For assumption of stoichiometric ratio between M and N, X _M = X _N.

$$ V_{\text{MN}} { = }\left( {\frac{{m_{\text{M}} }}{{P_{\text{M}} }} + \frac{{m_{\text{N}} }}{{P_{\text{N}} }}} \right)\frac{{N_{\text{a}} }}{{N_{\text{u}} }}V_{\text{u}} { = 2}\left( {\frac{{m_{\text{M}} }}{{P_{\text{M}} }}} \right)\frac{{N_{\text{a}} }}{{N_{{{\text{u}}_{\text{MN}} }} }}V_{{{\text{u}}_{\text{MN}} }} ,V_{\text{Fe}} = \frac{{m_{\text{Fe}} }}{{P_{\text{Fe}} }}\frac{{N_{\text{a}} }}{{N_{{{\text{u}}_{\text{Fe}} }} }}V_{{{\text{u}}_{\text{Fe}} }} , $$

(A.4)

Therefore, volume fraction of MN can be calculated by substituting all values in Eq. [A.1].

Appendix B

The Ashby–Orowan equation can be expressed as

$$ \Delta \sigma_{1} = \frac{{0. 8\,{\text{MGb}}}}{{ 2\pi \sqrt { 1 { - }\upsilon } \lambda }}\ln \left( {\frac{x}{2b}} \right), $$

(B.1)

where M is the Taylor factor, taken as 2.75; υ is the Poisson’s ratio, taken as 0.293; G is the Shear modulus of low carbon steel, 79,600 MPa; b is the Burger’s vector, 0.248 nm; λ is the inter-spacing of particles on slip plane.

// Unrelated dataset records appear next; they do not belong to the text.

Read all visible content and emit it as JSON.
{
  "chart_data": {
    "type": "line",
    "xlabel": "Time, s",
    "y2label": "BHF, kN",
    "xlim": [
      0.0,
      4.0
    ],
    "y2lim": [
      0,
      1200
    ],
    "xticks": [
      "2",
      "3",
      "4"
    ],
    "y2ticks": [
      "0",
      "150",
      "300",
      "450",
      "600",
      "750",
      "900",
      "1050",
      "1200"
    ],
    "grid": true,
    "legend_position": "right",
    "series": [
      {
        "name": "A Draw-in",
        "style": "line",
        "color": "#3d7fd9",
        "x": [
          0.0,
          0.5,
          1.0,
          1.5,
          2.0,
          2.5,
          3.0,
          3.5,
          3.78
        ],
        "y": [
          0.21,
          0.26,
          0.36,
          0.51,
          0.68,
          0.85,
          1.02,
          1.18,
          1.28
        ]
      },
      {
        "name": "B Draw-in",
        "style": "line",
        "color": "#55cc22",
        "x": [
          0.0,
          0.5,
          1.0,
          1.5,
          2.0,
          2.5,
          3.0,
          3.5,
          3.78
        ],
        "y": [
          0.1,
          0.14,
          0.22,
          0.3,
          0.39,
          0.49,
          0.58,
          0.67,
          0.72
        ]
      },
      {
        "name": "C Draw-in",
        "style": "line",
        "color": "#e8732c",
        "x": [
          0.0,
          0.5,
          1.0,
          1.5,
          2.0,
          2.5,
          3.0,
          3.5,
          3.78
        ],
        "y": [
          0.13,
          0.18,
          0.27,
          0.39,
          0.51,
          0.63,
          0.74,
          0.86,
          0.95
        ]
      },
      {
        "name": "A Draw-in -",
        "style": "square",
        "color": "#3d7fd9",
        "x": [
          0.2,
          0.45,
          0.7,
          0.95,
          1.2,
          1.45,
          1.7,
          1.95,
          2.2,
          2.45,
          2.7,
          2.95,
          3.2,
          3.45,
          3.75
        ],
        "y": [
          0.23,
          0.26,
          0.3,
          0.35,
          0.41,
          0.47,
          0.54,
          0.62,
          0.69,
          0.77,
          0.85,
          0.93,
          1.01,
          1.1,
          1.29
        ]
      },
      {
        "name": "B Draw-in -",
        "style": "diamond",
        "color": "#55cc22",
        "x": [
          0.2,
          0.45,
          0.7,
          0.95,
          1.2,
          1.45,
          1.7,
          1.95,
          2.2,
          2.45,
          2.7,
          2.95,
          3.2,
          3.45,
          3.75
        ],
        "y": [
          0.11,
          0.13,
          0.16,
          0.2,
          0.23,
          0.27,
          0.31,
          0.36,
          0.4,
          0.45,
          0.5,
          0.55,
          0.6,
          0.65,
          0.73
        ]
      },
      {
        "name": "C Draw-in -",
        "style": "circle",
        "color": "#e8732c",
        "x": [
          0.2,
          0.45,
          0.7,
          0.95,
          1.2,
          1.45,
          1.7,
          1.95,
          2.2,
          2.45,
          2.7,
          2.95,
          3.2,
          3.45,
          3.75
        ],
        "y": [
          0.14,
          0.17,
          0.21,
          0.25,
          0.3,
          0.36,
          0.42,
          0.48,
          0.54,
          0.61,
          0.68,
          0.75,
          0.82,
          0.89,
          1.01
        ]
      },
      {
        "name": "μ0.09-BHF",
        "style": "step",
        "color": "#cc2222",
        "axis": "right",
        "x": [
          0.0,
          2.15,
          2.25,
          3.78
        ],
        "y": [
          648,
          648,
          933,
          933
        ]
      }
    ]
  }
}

$$ \lambda = \frac{ 1}{ 2}\sqrt {\frac{ 2}{ 3}} \left( {\sqrt {\frac{\pi }{f}} - 2} \right)d $$

(B.2)

$$ x = \sqrt {\frac{2}{3}} d, $$

where d is the mean diameter of particle.

For a given volume fraction, f, and precipitate diameter, d, the increment in yield strength can be calculated by substituting all values in Eq. [B.2].

Appendix C

The order strengthening from Nb(C,N) atom clusters can be calculated from

$$ \Delta \sigma_{2} = 0.81M\frac{\gamma }{2b}\left( {\frac{3\pi f}{8}} \right)^{1/2}, $$

(C.1)

where M = 2 is the matrix orientation factor; b = 0.248 nm is Burger’s vector; γ is matrix-cluster interface energy, which is assumed to be 1 J m⁻²; f is the cluster volume fraction.

For predicted cluster volume fraction of 0.00233 from atom probe data analysis, order strengthening increment is calculated to be 170 MPa.